Road testing is a skill, or at least it should be. As with almost any other task in the automotive aftermarket, some people are better at road testing than others. Many perceive road testing to be an overall simple no-brainer type of operation, so it’s something that is often skipped. You should really give it its due.

I once visited a shop in Iowa that had an individual who was the third-highest-paid individual in the whole company. His sole job was the pre- and post-testing of repair functions. He was so skillful and had such a good feel that he could tell shift points and other vehicle malfunctions by simply performing a regimented road test. Note that this was in the days prior to scan tools being hooked up and driving cars, but the fact is that this man made the shop and himself a lot of money. When the technicians got a car that he had road tested, along with his comments of suggested areas to check for proposed problems, they had great faith in him. Likewise, after they finished repairing it, he would again road test the vehicle, and if it passed his scrutiny, the repair was, as deemed on paper, correctly done.

There are some basic rules for road testing. Common sense is No. 1. You are not going to take vehicles out for a regimented extended road test during an ice storm, in snowy, rainy fog or under other hazardous driving conditions, but when you can do a road test, do a road test. Whenever possible, do the road test on the same route or roads. This helps you to establish what a vehicle should feel like.
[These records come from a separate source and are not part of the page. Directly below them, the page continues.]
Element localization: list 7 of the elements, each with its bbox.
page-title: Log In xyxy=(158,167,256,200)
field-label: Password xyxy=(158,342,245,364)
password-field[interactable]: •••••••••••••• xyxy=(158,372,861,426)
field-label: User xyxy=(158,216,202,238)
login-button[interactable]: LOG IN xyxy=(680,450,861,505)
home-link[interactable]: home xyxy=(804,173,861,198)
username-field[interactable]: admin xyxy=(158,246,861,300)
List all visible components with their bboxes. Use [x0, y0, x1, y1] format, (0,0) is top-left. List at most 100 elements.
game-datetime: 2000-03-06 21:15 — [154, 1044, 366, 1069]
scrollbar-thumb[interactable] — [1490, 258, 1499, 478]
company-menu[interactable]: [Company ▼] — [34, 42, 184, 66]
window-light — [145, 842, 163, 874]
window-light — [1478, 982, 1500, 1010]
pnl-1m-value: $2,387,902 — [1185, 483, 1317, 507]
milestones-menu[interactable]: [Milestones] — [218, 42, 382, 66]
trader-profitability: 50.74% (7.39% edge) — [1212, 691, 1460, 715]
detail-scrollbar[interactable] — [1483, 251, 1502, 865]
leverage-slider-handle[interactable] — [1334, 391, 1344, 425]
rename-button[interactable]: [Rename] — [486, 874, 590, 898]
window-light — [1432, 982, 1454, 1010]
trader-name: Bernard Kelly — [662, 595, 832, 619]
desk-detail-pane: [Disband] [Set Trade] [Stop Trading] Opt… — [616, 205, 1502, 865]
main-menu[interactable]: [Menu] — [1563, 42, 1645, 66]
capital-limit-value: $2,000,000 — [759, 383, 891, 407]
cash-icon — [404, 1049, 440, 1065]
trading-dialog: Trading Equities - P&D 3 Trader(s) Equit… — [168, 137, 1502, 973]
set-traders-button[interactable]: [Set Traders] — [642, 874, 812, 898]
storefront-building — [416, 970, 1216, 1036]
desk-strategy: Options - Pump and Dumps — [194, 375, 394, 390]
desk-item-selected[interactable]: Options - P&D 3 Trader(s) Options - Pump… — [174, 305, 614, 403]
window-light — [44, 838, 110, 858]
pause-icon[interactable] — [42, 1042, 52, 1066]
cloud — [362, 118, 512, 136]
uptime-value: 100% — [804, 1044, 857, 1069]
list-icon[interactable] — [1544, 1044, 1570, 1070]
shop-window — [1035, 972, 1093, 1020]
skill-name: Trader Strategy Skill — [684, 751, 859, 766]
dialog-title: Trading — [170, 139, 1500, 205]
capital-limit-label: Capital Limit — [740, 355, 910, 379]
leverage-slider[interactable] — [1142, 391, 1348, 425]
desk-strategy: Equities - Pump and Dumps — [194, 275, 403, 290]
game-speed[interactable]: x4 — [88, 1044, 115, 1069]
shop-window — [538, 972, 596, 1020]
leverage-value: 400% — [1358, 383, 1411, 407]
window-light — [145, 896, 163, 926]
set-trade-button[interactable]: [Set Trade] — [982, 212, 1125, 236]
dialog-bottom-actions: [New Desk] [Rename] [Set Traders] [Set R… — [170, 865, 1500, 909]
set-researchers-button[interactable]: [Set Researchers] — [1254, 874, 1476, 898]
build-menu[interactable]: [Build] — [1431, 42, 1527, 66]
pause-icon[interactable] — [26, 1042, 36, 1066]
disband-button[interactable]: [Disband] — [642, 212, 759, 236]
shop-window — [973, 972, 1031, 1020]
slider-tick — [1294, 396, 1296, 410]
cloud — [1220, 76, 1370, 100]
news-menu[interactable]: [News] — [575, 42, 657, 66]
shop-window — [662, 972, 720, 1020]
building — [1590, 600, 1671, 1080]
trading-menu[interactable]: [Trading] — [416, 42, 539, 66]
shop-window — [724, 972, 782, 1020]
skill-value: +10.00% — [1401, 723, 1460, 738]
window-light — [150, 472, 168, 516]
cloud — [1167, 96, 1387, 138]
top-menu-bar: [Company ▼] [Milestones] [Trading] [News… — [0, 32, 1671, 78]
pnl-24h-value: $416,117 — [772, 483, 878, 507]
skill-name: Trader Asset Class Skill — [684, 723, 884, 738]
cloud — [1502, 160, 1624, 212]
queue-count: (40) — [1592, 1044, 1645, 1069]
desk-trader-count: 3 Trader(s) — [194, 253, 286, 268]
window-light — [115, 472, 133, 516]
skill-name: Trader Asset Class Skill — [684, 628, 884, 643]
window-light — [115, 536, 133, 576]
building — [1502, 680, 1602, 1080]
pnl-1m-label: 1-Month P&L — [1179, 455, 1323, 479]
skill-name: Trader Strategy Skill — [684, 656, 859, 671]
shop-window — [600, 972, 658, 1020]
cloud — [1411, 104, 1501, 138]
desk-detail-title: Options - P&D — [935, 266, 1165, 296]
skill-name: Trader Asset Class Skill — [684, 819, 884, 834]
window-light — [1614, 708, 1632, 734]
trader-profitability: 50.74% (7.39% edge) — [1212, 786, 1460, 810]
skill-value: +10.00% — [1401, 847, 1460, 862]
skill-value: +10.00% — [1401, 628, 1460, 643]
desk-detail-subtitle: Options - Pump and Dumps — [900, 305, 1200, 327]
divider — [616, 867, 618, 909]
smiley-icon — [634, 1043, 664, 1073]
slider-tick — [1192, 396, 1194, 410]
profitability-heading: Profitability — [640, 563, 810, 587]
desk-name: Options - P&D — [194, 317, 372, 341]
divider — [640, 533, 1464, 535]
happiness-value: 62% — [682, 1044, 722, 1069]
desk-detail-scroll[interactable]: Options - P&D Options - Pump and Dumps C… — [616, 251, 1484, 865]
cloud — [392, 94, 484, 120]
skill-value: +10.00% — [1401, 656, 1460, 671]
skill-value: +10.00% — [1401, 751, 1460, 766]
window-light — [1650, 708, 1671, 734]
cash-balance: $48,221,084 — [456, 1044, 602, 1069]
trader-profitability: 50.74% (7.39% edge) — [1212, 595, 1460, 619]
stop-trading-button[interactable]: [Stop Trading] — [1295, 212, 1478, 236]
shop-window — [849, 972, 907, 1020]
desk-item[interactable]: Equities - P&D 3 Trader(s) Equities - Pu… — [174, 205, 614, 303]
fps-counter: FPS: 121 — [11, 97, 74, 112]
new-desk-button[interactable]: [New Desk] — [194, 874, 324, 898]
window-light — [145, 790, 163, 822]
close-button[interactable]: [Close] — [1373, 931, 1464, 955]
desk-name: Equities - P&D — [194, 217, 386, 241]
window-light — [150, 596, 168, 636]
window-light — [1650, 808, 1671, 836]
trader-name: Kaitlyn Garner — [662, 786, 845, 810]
It helps you to establish a known condition for the roads, whether there is a crown in the road causing a suspected alignment pull, etc.

Customers must realize if they are waiting for a vehicle that is being road tested, it isn’t just a quick spin around the block. A proper road test, from the time a technician is handed the ticket to the time he has come back and written his analysis can easily take 10 or 15 minutes. Customers sometimes don’t seem to understand that. They wonder what is taking so long. When a car is road tested, it is probably being tested for an obvious condition such as a transmission shutter on uphill starts, brake pulls under hard or moderate braking, etc., but a road test should be a general, overall vehicle inspection as well. Don’t only test for the stated conditions. 

The question now is, “Should you road test for free?” This comes down to whether you perform other diagnostic services for free. If you wish to road test for free, list it as an item on the work order, list the amount normally charged, but then list it as a “no-charge” courtesy item or use some other notation that conveys to the customer the true value of the service performed.

Before a vehicle is road tested and before writing up a service ticket you must be something of a detective in trying to find out as much information as possible as to why the customer believes there is a problem with the vehicle. It might be a problem that occurs when cold starting in the morning so realize that the car coming into your shop in the afternoon when it’s 92° may be a factor. A shop owner recently made an appointment for a car with the stated condition of vibration over 67 mph. He planned to have his road-test person take the car out to confirm the condition. The vehicle showed up on the back end of a wrecker with some damage to the right front fender and inner fender liner. Upon inspection it was noted that the tread had completely peeled off the right front tire and whipped around while still partially attached, damaging some of the sheet metal on the car. It may be safe to assume that this was the cause of the vibration problem the customer was coming in for, but after installing new tires on the car, it was not immediately released to him with the bill and an expectation of payment. Instead, the vehicle was taken for a road test to determine that no shake condition was present. As it turned out, there was no shake in the vehicle at the speed stated by the customer. It can be assumed that the shake was caused by the tire separation that was very close to becoming a catastrophic condition.

What would have happened if the shop had been road testing the car at 67 mph and the tire decided to separate at that moment? Who would be responsible for damage to the vehicle? You know and I know the correct answer, but knowing the answer and having a customer accept it can lead to some very interesting discussions. You should clearly state in your policy who has liability and under what conditions a road test will be performed. For instance, if a vehicle owner has no car insurance, is it wise to road test his vehicle? The answer is “No.”

Put road testing into your shop’s operating procedure like you do various other functions such as no-charge tire rotation during an oil change, etc., but give it the consideration it deserves. Road testing is a serious diagnostic tool if properly applied. Although it may seem superficial, it may really solve more problems and help you become more profitable and service oriented.